Sammlungsschwerpunkte
Die überwiegende Mehrheit der Objekte in der Sammlung bilden französische Portraitminiaturen des späten 18. Jahrhunderts, der Blütezeit der Miniaturmalerei. Die Tatsache, daß die meistem Miniaturen der Sammlung aus Frankreich stammen, hängt mit Vorliebe für besonders anmutige und stimmungsvolle Werke zusammen. Daneben sind aber auch andere Länder und Epochen reich vertreten.
Die ältesten Miniaturen der Sammlung stammen aus dem 16. Jahrhundert, dem Beginn der Miniaturmalerei überhaupt. Die jüngsten Miniaturen stammen vom Beginn des 20. Jahrhundert.
Trotz der Tatsache, daß Paris und London die großen Zentren der Miniaturmalerei waren, belegen viele stücke aus Skandinavien, Rußland, der Schweiz, Österreich und Italien das Schaffen im übrigen Europa, und selbst die seltenen deutschen Miniaturen sind in der Sammlung gut vertreten.
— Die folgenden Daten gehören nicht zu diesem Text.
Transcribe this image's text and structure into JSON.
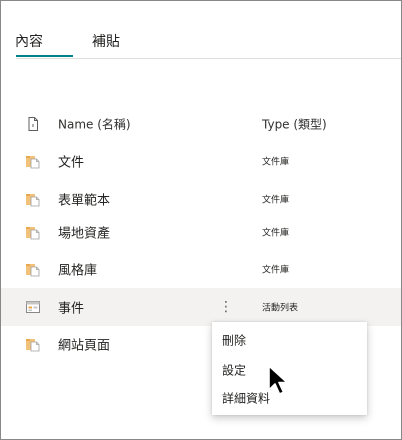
{
  "tabs": [
    {
      "label": "內容",
      "selected": true
    },
    {
      "label": "補貼",
      "selected": false
    }
  ],
  "accent_color": "#038387",
  "columns": {
    "name": "Name (名稱)",
    "type": "Type (類型)"
  },
  "rows": [
    {
      "name": "文件",
      "type": "文件庫",
      "icon": "library-icon"
    },
    {
      "name": "表單範本",
      "type": "文件庫",
      "icon": "library-icon"
    },
    {
      "name": "場地資產",
      "type": "文件庫",
      "icon": "library-icon"
    },
    {
      "name": "風格庫",
      "type": "文件庫",
      "icon": "library-icon"
    },
    {
      "name": "事件",
      "type": "活動列表",
      "icon": "calendar-list-icon",
      "highlighted": true,
      "more": "⋮"
    },
    {
      "name": "網站頁面",
      "type": "",
      "icon": "library-icon"
    }
  ],
  "context_menu": {
    "items": [
      "刪除",
      "設定",
      "詳細資料"
    ]
  }
}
Neben der Büste findet sich das Kniestück und ganzfigurige Portraits, das Einzelbildnis ebenso wie Doppel- und Gruppenportraits, Liebespaare, Mutter-mit-Kind-Darstelungen oder Poträts mit "verschlüsselten Botschaften" und nicht zuletzt etliche repräsentative Bildnisse historischer Persönlichkeiten. Einen besonderen Platz nehmen Künstlerportraits ein, unter denen sich einige Selbstbildnisse befinden.